廿三日町生まれ。本名は佐々木憲二。号は泰南または泉。昭和2年(1927年)八戸中学校(現八戸高等学校)卒業と同時に書家を志して上京、書の大家柳田泰麓(やなぎたたいろく)に師事する。指導は厳しく、寝食を忘れるほど書に打ち込んだ。
入門後間もなく頭角を現し、18歳で日本書道作振展で褒賞を受賞。23歳で東方書道会全国展にて最高賞を受賞した。その後29歳で東方書道会の理事審査員に就任した。

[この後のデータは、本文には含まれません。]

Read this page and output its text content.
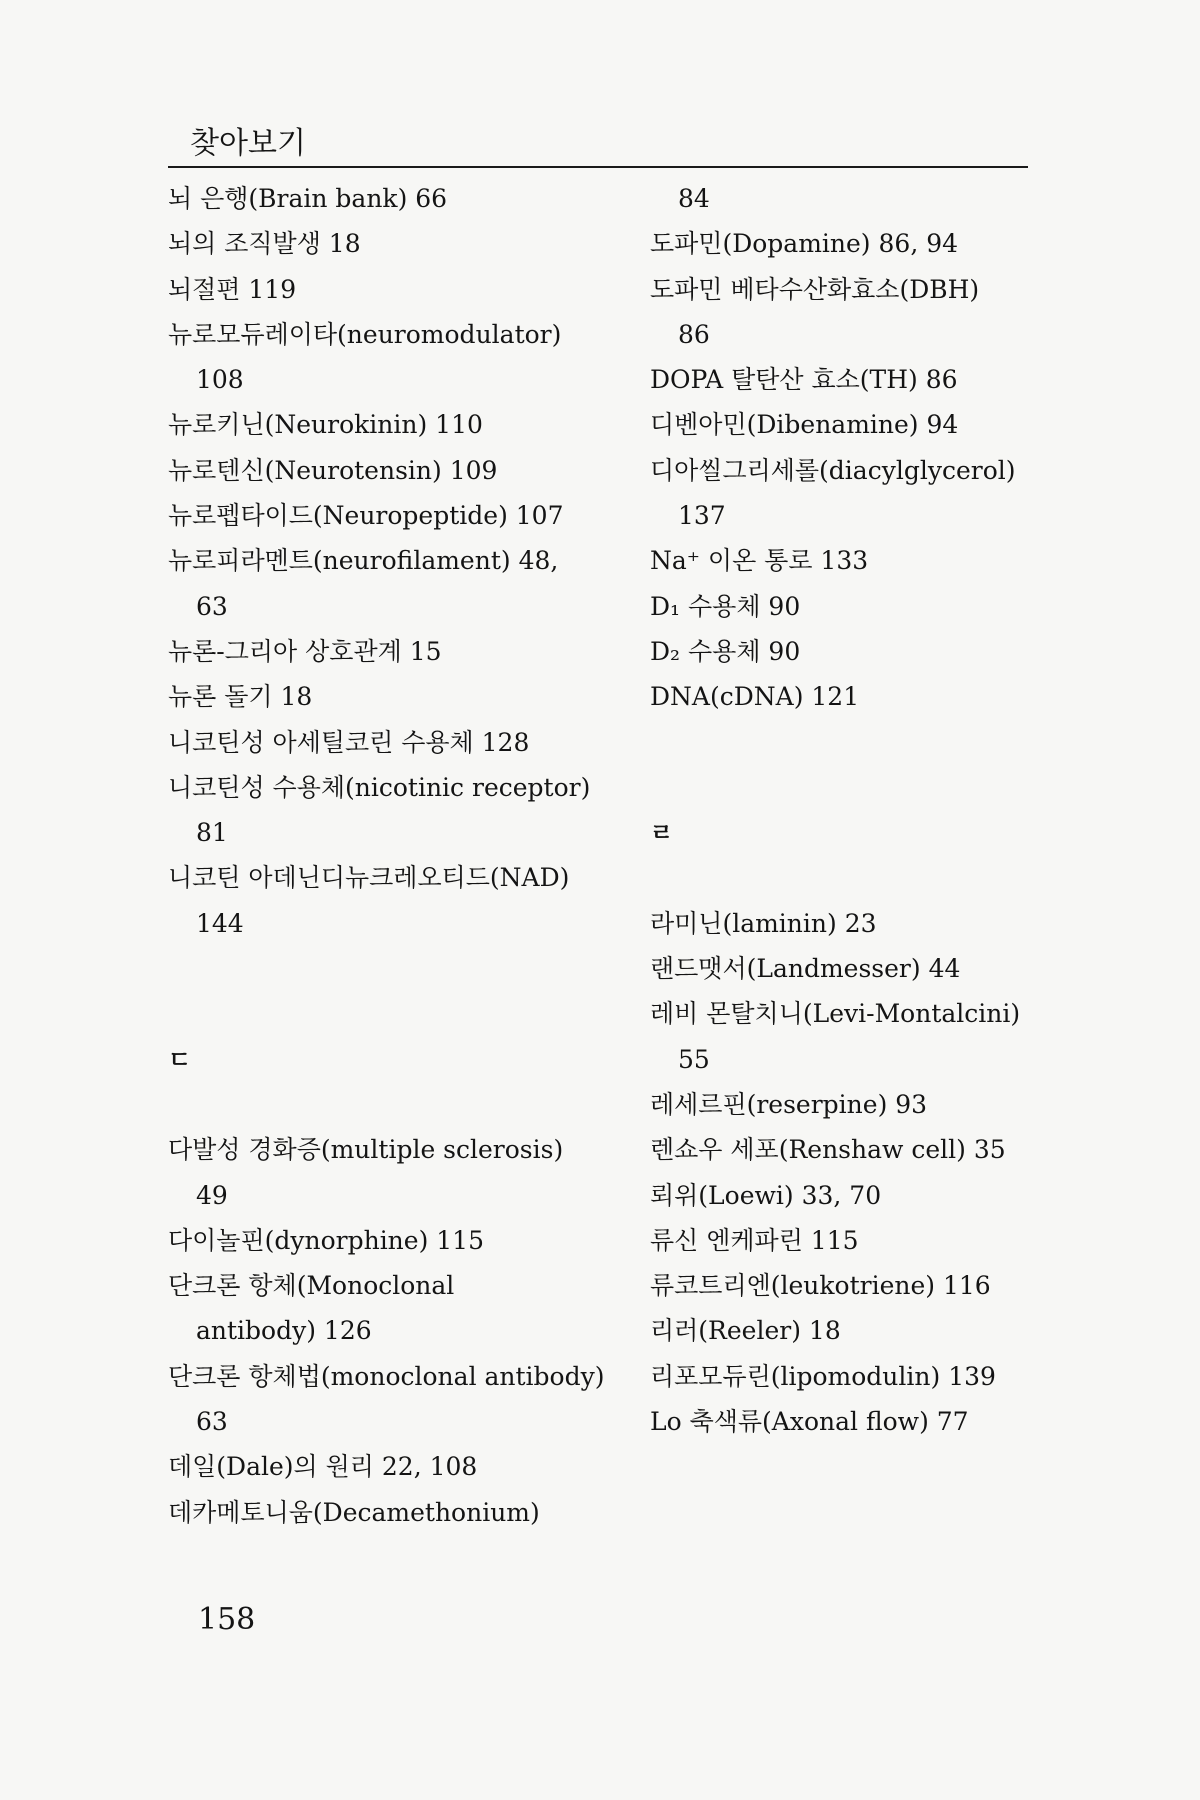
찾아보기
뇌 은행(Brain bank) 66
뇌의 조직발생 18
뇌절편 119
뉴로모듀레이타(neuromodulator)
108
뉴로키닌(Neurokinin) 110
뉴로텐신(Neurotensin) 109
뉴로펩타이드(Neuropeptide) 107
뉴로피라멘트(neurofilament) 48,
63
뉴론-그리아 상호관계 15
뉴론 돌기 18
니코틴성 아세틸코린 수용체 128
니코틴성 수용체(nicotinic receptor)
81
니코틴 아데닌디뉴크레오티드(NAD)
144
ㄷ
다발성 경화증(multiple sclerosis)
49
다이놀핀(dynorphine) 115
단크론 항체(Monoclonal
antibody) 126
단크론 항체법(monoclonal antibody)
63
데일(Dale)의 원리 22, 108
데카메토니움(Decamethonium)
84
도파민(Dopamine) 86, 94
도파민 베타수산화효소(DBH)
86
DOPA 탈탄산 효소(TH) 86
디벤아민(Dibenamine) 94
디아씰그리세롤(diacylglycerol)
137
Na⁺ 이온 통로 133
D₁ 수용체 90
D₂ 수용체 90
DNA(cDNA) 121
ㄹ
라미닌(laminin) 23
랜드맷서(Landmesser) 44
레비 몬탈치니(Levi-Montalcini)
55
레세르핀(reserpine) 93
렌쇼우 세포(Renshaw cell) 35
뢰위(Loewi) 33, 70
류신 엔케파린 115
류코트리엔(leukotriene) 116
리러(Reeler) 18
리포모듀린(lipomodulin) 139
Lo 축색류(Axonal flow) 77
158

20年、東京大空襲で自宅を焼失し、八戸に帰郷。夫人の実家がある旧南郷村泉清水で穏やかに暮らした。これを機に別号「泉」が名付けられている。22年に八戸市番町に泰南書道会を開き、多くの若手を育成した。現在も、泰南の系譜を継ぐ書家たちが八戸で活躍している。
32年に再度上京した後は、独立書道会(現独立書人団)に参加し、中心的役割を果たした。48年臨泉会を結成し、後進の指導に力を注いだ。50年以降は、日本を代表する書家として海外へ出品し、高い評価を受ける。さらに59年に発表した作品「飛天」が、後世に残すべき国の宝として東京国立博物館に収蔵された。
昭和初期の作品は、漢詩文を題材とした重厚なものが多いが、戦後は表現の幅を広げ、淡墨や細い線を駆使した大胆な構図の作品を手懸け、現代書に新境地を開いた。
平成元年、代表作50点を市に寄贈し、これらは八戸市美術館に収蔵されているほか、南部会館などでも泰南の作品を見ることができる。